I should have started the Boys Noize and SebastiAn tours in 2020 - SebastiAn’ tour was already programmed - but COVID closures led me, like many of us, to work on livestreams instead. I found I really liked this new aspect! I’ve worked remotely on Future Islands’ livestream, designed the ARTE festival in Paris with headliners, Sébastien Tellier, Yelle et Lous and The Yakuza, and I am currently working on a special livestream for Brodinski.
MDG accompanied me on all of these projects. While I am very flexible about the lighting fixtures offered by vendors - I understand the difficulty of constantly investing in high-end products under pressure from designers – I still ask for MDG as much as possible for the fog! It is the best haze on the market and easy for our techs to use and maintain on tour.

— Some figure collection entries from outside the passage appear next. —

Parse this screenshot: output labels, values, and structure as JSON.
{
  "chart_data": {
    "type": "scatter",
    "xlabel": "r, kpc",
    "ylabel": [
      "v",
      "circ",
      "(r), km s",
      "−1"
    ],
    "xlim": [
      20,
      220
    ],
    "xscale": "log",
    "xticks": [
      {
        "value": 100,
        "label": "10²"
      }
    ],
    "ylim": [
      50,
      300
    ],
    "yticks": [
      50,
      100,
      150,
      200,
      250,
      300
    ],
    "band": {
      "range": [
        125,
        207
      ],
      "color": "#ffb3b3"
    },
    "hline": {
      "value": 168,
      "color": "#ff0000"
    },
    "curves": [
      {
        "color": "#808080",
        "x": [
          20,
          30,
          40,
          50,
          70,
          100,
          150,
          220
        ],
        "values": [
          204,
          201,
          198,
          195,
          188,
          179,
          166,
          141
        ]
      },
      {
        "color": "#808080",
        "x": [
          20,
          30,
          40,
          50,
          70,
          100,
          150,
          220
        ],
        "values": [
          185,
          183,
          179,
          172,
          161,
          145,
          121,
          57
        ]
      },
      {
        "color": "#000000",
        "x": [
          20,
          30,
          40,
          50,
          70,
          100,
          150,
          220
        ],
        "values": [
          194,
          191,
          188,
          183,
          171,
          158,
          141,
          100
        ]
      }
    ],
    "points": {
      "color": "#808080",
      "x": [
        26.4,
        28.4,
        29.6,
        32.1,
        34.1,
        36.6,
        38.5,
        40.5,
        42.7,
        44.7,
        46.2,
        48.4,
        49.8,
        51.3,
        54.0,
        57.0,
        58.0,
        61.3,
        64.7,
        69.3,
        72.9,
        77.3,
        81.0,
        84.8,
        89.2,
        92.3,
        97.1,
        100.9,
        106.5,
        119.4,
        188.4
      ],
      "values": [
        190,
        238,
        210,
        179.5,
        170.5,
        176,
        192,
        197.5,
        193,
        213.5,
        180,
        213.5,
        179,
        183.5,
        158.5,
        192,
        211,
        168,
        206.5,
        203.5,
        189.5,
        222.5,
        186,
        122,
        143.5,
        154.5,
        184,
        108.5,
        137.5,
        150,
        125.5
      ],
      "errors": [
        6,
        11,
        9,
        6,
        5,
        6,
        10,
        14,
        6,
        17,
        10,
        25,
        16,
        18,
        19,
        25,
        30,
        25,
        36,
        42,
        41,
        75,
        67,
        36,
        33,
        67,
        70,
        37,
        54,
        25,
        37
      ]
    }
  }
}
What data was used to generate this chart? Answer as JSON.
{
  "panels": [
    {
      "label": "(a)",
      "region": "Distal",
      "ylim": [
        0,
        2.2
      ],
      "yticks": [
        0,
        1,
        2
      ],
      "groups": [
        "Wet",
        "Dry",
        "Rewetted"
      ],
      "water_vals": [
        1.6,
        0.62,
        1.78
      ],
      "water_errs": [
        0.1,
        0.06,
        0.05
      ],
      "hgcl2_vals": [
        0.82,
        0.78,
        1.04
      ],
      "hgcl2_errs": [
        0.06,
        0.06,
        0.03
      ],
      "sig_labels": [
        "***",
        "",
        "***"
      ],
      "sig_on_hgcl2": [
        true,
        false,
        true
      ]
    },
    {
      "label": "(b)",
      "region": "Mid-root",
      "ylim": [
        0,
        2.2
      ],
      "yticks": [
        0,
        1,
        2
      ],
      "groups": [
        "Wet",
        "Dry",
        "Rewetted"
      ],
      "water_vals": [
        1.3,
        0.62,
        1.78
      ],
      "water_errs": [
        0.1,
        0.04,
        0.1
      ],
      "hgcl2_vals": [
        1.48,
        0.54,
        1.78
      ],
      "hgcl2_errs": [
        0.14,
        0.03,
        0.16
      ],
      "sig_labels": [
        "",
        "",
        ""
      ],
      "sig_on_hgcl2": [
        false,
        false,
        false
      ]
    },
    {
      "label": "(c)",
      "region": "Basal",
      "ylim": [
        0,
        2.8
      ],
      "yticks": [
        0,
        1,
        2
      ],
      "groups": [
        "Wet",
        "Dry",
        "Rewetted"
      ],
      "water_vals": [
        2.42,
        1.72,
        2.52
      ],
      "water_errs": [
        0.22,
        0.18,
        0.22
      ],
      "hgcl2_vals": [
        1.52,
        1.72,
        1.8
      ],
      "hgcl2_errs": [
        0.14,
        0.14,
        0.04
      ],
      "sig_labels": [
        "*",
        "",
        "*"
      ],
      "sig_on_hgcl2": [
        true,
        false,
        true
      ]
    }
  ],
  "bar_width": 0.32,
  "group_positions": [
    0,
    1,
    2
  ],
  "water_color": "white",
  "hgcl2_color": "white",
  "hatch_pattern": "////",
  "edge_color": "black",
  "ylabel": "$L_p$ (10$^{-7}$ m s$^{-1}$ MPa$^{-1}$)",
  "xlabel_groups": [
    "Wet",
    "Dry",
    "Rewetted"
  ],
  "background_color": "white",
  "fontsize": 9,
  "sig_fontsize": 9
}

MDG: Which were your favourite shows and why?
Claude: My top moment was when I got the chance to work on the Phoenix World Tour from 2017 to 2019. This was an incredible technical challenge, involving a mirror that weighed several tons suspended above the band’s heads, tilted at 45 degrees. It was an amazing visual experience, as well as posing huge logistical constraints to replicate this all over the world, from small American clubs to the biggest global festivals. It was also a favourite because, for me, Phoenix are the best band ever, incredibly kind and passionate, just like their crew.
Other recent shows which have amazed me were The 1975 by Tobias Rylander, The XX by Michael Straun, Tame Impala by Rob Sinclair and Marilyn Manson by Nico Riot. All are perfect, from the music and lighting, right through to the set design. In all these shows the fog is extremely important and well managed. Agreed, all these tours have big budgets, but that doesn't take away the talent!
Phoenix at Shaky Knees, Atlanta © Alive coverage / Phoenix © Fujifilmgirl
MDG: What does the future hold for you?
Claude: It depends on the what happens with Covid of course, but I'm quite optimistic, and we all want concerts back! I may work on more livestreams because I really liked the new challenge, and the working conditions are better than a festival! But there is nothing better than the energy of the crowd during a live show. It has never occurred to me to change jobs. Lighting is my passion and I hope bands will always be there to give me the opportunity to continue expressing myself. There is still so much to do!